Several people who called in during the radio show agreed with Darrell’s point of view. One person said, “I agree that marriage is between a man and a woman – it always has been and always should be.”
Another caller said he was against the proposed amendment and posed these questions to Darrell: If an elderly couple falls in love and wants to get married, or a young couple chooses not to – or can’t – have children, should they still be allowed to marry? What is the difference if one of those couples is homosexual and the other is heterosexual?
“I don’t see how the impact is any different,” the caller said.
“You cannot take kids out of the debate,” Darrell said. “The kids are part of marriage whether people decide to have them or not.
“Here’s what marriage is: It’s man and woman, they have sex and it can create kids, those kids need a mom and a dad, in the past and going into the future,” Darrell said. “People [want] to throw kids out [of this debate], which to me is a sign of what we’ve done to marriage over the last 40 to 50 years.
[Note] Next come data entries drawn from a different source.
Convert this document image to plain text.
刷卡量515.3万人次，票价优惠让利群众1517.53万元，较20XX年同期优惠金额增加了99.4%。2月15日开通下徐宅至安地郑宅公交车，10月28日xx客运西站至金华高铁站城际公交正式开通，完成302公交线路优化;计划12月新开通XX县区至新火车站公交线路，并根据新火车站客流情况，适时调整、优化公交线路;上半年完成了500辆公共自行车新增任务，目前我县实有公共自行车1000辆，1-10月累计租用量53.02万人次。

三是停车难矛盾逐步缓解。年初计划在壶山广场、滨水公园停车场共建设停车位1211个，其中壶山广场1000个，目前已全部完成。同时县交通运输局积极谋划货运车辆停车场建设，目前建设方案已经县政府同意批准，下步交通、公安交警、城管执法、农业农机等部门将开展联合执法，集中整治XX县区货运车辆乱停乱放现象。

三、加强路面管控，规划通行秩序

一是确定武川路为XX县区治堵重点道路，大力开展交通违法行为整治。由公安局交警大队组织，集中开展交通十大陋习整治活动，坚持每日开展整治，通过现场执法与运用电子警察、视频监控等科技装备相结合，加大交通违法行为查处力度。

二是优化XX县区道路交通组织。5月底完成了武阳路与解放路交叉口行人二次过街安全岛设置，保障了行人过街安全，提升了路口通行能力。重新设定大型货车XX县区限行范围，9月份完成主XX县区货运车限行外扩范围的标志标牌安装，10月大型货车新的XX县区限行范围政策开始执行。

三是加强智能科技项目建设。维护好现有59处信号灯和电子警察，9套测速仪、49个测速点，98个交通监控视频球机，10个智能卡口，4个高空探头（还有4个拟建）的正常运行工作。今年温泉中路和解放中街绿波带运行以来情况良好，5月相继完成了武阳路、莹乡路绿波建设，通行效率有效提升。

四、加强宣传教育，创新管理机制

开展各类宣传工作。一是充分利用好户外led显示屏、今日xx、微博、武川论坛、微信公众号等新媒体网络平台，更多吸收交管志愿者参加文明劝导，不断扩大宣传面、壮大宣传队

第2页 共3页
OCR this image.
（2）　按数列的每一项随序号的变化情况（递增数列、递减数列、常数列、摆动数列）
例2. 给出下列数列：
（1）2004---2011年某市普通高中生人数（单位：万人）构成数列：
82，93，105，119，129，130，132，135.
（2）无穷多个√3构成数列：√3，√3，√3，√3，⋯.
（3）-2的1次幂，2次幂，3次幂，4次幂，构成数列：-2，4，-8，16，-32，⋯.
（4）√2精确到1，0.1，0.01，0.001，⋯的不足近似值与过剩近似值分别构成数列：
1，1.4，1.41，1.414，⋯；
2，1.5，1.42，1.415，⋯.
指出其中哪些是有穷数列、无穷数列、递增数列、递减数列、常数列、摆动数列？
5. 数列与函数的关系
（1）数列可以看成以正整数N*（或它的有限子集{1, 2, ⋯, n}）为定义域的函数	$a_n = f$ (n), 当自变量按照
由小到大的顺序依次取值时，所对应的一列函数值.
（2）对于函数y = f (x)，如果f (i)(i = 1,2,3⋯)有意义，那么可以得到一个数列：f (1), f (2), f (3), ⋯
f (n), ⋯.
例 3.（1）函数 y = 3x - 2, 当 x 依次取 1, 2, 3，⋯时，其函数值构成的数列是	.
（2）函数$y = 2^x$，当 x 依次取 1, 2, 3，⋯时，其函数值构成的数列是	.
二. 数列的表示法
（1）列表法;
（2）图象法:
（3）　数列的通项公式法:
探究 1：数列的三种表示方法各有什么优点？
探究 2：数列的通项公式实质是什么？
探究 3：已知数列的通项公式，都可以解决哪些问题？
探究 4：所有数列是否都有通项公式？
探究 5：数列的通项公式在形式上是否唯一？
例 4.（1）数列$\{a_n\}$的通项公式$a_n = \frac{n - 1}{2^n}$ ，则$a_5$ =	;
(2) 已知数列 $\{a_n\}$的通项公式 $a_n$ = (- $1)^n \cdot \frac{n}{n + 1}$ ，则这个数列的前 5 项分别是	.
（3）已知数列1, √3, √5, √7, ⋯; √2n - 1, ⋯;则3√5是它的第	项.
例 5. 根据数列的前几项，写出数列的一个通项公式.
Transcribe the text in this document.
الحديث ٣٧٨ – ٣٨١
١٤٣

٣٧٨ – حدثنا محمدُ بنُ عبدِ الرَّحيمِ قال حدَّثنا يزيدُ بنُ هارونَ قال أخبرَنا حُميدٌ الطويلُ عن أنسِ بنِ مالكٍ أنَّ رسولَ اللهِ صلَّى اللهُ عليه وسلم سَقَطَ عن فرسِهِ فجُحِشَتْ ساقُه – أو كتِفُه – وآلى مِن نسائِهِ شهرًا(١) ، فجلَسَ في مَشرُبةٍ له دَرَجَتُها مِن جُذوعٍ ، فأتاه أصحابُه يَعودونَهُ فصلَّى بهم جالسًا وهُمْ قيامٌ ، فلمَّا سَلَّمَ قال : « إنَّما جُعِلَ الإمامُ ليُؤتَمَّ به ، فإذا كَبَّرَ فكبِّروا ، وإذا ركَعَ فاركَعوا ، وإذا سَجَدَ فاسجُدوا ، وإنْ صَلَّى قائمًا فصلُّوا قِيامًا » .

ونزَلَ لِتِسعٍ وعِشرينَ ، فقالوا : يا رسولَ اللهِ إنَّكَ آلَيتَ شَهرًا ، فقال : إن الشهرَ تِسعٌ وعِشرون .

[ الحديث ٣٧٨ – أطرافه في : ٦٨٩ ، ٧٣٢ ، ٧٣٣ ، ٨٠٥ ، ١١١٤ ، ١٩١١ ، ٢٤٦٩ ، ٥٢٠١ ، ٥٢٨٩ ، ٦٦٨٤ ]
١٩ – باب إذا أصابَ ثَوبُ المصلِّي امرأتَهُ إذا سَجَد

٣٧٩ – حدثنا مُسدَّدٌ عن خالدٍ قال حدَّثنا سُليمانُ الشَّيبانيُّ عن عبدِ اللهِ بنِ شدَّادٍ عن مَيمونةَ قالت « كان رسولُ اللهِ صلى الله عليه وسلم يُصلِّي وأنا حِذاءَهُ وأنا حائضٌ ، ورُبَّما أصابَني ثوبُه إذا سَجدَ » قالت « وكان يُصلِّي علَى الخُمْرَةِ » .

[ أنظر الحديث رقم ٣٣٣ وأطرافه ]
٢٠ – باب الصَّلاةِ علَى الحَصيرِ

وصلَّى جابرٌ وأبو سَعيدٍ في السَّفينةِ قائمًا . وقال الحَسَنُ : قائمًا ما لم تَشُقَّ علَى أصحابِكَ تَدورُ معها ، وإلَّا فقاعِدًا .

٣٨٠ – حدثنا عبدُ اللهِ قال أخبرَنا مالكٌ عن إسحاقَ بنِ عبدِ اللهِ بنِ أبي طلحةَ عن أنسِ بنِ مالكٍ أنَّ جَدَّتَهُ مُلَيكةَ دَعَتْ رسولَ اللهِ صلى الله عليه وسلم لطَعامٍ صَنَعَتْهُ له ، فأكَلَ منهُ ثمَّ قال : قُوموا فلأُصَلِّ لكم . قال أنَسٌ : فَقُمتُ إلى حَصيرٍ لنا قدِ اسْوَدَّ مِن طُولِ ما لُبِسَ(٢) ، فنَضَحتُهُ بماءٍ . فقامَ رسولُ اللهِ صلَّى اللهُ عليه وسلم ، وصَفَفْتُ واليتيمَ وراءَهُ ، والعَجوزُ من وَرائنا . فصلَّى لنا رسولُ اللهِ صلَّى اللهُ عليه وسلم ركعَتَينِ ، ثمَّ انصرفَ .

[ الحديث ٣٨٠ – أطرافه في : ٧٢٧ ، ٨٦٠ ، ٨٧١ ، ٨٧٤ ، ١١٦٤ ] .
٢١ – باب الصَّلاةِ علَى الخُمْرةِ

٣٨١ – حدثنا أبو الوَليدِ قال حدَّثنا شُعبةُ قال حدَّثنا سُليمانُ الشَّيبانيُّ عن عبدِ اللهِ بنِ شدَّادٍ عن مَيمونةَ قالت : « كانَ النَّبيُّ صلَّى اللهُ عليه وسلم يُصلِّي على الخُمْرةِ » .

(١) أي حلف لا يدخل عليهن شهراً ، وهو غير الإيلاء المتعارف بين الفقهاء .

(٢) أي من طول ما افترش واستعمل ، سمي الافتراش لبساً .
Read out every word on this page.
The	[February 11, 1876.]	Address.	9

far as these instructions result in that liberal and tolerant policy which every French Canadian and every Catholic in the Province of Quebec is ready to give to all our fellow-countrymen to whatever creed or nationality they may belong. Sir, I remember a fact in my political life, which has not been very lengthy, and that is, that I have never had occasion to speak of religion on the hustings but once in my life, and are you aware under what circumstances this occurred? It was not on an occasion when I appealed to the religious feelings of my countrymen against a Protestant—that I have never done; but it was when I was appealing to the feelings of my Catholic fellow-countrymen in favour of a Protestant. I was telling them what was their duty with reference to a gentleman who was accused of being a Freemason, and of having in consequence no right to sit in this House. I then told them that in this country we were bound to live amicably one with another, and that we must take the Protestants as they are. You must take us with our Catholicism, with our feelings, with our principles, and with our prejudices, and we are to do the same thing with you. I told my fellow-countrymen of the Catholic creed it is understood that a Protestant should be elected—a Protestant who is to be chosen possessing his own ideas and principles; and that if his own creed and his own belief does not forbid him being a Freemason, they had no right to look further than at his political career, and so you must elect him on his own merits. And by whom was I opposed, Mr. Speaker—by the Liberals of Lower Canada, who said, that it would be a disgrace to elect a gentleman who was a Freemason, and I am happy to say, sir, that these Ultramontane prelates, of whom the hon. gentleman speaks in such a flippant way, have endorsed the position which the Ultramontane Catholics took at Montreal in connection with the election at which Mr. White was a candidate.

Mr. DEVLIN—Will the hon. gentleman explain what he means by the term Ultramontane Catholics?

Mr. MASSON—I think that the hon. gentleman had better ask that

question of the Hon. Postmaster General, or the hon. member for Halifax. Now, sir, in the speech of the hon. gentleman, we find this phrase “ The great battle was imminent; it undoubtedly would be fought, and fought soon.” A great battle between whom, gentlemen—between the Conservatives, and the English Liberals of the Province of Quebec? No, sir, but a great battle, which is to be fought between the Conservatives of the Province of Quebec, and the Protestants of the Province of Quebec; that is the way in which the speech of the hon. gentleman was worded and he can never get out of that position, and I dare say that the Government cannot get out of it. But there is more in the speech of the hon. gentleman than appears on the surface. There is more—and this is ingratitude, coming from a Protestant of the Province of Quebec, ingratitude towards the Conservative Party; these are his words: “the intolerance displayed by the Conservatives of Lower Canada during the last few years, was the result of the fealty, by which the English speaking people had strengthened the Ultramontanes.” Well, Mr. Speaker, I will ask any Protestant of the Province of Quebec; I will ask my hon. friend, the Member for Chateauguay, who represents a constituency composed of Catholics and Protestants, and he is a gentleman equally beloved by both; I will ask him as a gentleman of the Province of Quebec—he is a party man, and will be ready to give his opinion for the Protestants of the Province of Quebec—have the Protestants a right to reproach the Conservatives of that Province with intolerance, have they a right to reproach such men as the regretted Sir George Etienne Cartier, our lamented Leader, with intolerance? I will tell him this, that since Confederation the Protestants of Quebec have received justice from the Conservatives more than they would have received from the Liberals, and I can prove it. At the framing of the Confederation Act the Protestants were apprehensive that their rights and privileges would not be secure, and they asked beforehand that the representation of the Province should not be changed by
We’ve trashed [marriage] to the point where it’s got nothing to do with kids, it’s just about these two adults who love each other and we should be able to get married or not get married.”
In the U.S., 20 states allow same-sex marriage, have enacted marriage equivalent measures, or provide partial state spousal rights.
Darrell told listeners, “There’s nothing in the amendment that will change anything from the way it is now, so no one is losing any benefits, no laws are being changed; we’re simply taking the current definition of marriage that’s been in Minnesota before we were even a state and it’s simply putting that in our state’s constitution where it can’t be meddled with by politicians or judges.
“If it weren’t for children there’d really be no reason for government to be involved in licensing love between adults, except there are kids, they’re the next generation and they’re the most important investment we can be making,” Darrell said.